Intrinsically Efficient, Stable, and Bounded Off-Policy Evaluation for Reinforcement Learning
This addresses the problem of reliably evaluating decision policies without costly exploration for researchers and practitioners in reinforcement learning, representing an incremental improvement over existing methods.
The paper tackled the problem of off-policy evaluation in reinforcement learning, where existing methods like importance sampling and doubly robust estimates have limitations in efficiency, stability, and boundedness; the result was new estimators based on empirical likelihood that are always more efficient and inherit stability and boundedness properties, with empirical studies showing advantages.

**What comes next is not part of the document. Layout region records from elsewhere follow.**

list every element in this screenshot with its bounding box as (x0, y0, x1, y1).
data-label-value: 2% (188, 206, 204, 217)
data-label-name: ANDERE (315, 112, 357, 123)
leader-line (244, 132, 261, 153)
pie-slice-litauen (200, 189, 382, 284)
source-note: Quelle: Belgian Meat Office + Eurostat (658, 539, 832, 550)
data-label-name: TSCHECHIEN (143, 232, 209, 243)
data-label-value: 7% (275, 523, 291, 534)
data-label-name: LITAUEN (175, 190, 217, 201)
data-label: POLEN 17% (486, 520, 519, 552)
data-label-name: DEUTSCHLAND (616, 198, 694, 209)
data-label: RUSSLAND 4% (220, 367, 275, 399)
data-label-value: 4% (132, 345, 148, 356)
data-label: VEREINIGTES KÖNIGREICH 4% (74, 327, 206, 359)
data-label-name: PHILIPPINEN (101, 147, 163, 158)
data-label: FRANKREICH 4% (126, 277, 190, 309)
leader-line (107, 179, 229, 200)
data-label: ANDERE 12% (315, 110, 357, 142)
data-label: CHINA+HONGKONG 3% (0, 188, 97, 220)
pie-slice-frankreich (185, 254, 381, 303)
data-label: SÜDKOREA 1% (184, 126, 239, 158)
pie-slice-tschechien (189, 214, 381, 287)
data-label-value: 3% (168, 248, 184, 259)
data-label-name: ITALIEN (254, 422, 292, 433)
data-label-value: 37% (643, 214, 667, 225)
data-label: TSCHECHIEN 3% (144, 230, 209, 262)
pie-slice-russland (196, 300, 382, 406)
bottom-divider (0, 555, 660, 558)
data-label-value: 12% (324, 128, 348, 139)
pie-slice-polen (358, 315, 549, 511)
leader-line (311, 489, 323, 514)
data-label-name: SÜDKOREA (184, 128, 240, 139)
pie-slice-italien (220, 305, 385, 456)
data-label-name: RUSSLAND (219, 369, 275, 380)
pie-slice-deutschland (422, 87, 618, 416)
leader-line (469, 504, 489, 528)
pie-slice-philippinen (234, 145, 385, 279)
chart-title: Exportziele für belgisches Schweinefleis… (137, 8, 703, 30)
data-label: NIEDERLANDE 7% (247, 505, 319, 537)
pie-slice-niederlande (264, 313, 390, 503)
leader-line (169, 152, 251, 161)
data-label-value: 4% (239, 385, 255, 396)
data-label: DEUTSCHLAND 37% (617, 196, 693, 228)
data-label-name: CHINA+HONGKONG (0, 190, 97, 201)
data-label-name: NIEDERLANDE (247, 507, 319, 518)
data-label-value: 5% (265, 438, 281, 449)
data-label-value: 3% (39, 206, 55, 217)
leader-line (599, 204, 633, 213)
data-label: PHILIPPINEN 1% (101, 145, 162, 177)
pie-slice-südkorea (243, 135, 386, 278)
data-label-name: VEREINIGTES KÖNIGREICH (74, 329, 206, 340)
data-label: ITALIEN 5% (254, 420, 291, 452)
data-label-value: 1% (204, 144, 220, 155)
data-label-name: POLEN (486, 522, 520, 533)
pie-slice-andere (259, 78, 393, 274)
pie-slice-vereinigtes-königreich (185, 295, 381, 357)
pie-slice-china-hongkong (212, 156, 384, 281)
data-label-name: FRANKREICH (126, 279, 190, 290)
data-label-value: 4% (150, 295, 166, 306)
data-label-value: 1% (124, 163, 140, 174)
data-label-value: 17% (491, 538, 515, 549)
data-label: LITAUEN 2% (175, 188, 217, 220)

Off-policy evaluation (OPE) in both contextual bandits and reinforcement learning allows one to evaluate novel decision policies without needing to conduct exploration, which is often costly or otherwise infeasible. The problem's importance has attracted many proposed solutions, including importance sampling (IS), self-normalized IS (SNIS), and doubly robust (DR) estimates. DR and its variants ensure semiparametric local efficiency if Q-functions are well-specified, but if they are not they can be worse than both IS and SNIS. It also does not enjoy SNIS's inherent stability and boundedness. We propose new estimators for OPE based on empirical likelihood that are always more efficient than IS, SNIS, and DR and satisfy the same stability and boundedness properties as SNIS. On the way, we categorize various properties and classify existing estimators by them. Besides the theoretical guarantees, empirical studies suggest the new estimators provide advantages.